0

I am building a centralized logger where nodes send messages to a log and these messages are sent using the python socket library. Here is the code on the node side

    s = socket.socket(socket.AF_INET, socket.SOCK_STREAM)
    s.connect((ip_address, port))
    s.sendall(node_name.encode()) # Send node name to the server immediately after connection

    while True:
        event = sys.stdin.readline()
        if event:
            print(event.strip())
            s.sendall(event.strip().encode())
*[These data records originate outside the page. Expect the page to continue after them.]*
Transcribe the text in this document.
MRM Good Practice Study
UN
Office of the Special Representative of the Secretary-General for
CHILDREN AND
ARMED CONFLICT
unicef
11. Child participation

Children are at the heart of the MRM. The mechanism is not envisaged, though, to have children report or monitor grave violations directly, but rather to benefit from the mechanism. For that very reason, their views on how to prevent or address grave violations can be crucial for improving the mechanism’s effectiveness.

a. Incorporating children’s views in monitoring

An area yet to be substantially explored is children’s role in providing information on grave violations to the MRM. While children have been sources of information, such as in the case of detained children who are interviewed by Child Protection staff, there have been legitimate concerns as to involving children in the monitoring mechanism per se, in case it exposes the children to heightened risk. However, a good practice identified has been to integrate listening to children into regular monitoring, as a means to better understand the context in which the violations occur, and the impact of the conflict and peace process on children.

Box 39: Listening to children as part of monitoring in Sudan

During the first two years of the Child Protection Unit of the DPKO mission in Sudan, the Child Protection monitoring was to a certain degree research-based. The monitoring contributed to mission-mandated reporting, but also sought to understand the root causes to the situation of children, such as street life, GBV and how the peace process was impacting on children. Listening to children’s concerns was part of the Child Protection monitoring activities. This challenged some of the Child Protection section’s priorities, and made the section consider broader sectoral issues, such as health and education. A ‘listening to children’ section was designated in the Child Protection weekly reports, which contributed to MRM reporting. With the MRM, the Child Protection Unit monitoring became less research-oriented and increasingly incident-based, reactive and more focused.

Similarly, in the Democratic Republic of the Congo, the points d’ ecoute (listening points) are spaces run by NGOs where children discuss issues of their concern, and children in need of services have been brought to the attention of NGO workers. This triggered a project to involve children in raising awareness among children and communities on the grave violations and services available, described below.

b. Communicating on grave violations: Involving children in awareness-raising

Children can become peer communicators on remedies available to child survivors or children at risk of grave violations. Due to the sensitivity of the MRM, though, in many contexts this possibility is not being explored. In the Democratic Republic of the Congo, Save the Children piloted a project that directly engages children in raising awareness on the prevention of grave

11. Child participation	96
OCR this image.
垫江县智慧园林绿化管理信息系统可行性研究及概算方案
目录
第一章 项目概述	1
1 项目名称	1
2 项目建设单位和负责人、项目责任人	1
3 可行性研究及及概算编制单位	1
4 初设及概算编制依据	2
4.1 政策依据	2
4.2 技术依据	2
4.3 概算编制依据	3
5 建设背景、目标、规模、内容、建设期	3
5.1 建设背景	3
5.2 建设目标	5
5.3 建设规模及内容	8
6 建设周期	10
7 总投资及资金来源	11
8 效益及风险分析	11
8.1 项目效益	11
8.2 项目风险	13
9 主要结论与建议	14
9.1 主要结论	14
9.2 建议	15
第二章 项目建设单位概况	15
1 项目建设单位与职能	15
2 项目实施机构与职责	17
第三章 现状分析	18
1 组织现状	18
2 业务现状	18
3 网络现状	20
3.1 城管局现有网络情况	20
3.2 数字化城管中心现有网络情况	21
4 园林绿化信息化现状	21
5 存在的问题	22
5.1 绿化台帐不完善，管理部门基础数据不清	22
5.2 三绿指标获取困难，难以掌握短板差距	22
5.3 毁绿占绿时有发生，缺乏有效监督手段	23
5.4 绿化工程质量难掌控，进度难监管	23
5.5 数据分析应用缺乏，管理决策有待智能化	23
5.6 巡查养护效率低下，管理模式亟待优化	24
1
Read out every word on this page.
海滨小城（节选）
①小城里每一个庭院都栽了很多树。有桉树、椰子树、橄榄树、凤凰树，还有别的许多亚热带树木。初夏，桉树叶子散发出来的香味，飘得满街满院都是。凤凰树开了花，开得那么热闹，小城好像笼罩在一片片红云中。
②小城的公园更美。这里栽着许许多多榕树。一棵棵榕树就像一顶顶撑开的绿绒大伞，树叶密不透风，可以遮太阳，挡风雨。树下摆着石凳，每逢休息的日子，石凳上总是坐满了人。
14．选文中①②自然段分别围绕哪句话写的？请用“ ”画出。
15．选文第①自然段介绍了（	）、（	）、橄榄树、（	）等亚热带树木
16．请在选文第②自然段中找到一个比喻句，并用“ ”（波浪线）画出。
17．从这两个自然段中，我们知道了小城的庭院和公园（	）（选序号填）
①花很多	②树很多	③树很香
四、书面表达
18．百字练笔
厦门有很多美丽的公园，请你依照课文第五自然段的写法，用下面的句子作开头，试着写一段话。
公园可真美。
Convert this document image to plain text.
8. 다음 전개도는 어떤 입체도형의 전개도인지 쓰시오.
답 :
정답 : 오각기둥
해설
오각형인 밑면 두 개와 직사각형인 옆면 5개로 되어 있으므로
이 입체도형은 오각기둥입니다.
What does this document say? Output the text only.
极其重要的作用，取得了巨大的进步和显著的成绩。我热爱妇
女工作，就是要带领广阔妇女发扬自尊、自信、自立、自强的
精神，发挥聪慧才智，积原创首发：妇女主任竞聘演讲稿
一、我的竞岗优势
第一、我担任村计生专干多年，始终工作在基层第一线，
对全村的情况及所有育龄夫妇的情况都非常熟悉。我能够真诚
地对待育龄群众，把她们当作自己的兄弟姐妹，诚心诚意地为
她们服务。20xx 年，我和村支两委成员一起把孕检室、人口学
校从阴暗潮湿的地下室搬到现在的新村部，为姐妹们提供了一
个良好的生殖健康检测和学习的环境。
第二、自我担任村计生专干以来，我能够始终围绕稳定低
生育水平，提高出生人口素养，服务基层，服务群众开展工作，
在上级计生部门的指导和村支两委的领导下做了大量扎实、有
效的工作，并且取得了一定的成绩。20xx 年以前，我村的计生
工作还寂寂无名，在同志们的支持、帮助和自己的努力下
Messages are read from stdin and then are sent using a socket

On the logger side, every time a node is connected a new thread is made

Logger code: BUFF_SIZE = 10240 NUM_NODES = 10

    s = socket.socket(socket.AF_INET, socket.SOCK_STREAM)
    s.bind((IP_ADDRESS, port))
    s.listen(NUM_NODES)
    while True:
        conn, addr = s.accept()
        node_name = (conn.recv(NODE_NAME_BUFF_SIZE)).decode()
        _thread.start_new_thread(new_connection_thread, (conn, addr, node_name))

new_connection_thread function

  while True:
        try:
            data = conn.recv(BUFF_SIZE).decode()
            if data:
               # Do some stuff 
        except Exception as e:
            print(str(time.time()) + f" - {node_name} disconnected")
            conn.close()
            _thread.exit() 

When working with about 5-10 messages a second across 3 nodes the code works fine. But when I start to scale to about 40 messages a second across 8 nodes, some nodes randomly start disconnecting with the following error message.

For information: inside of the "do some stuff" section I am parsing the string, adding it to a data structure, and then printing it to the loggers stdout

Error on the node side:

File "./node.py", line 26, in <module>
    main()
  File "./node.py", line 23, in main
    s.sendall(event.strip().encode())
BrokenPipeError: [Errno 32] Broken pipe
Traceback (most recent call last):
  File "generator.py", line 20, in <module>
    print("%s %s" % (time.time(), sha256(urandom(20)).hexdigest()))
BrokenPipeError: [Errno 32] Broken pipe

It seems to happen about 100 seconds into all 8 nodes being connected

What could be causing this - Am I using the sendall incorrectly or is there an error in my socket setup/threading.

I tried to try catch on

    s.sendall(event.strip().encode())

telling it to try again but that somehow made more nodes disconnect and quicker

SarthakSin
  • 17
  • 5
  • 1
    Broken pipe means the connection is no good because the server closed it. So I suppose you want to find out why the server closed it. Normally this happens if the server program crashes - it won't happen just because the server is merely too slow. – user253751 Feb 02 '23 at 00:57
  • Are you seeing the "disconnected" message in the server? You should print `e` to see the reason why it's disconnecting. – Barmar Feb 02 '23 at 01:04
  • You should break out of the server loop if `data` is empty. – Barmar Feb 02 '23 at 01:05
  • 2
    Standard message to newbies: **TCP is not message-based**. A single send does not correspond to a single receive of the same data. It's a byte stream and you'll get some number of bytes in the same order sent. Buffer the data and make sure you have a complete message. You define what is a "complete" message (send length, read until newline, etc.) – Mark Tolonen Feb 02 '23 at 01:16
  • To expand on the previous comment, things like `(conn.recv(NODE_NAME_BUFF_SIZE)).decode()` and `conn.recv(BUFF_SIZE).decode()` are unreliable. They may work sometimes and other times they will fail. That's a bug in your code. [This answer goes into greater detail](https://stackoverflow.com/a/43420503/238704). However, you will need to implement your own protocol, not necessarily the one alluded to in that answer. – President James K. Polk Feb 02 '23 at 02:19

0 Answers0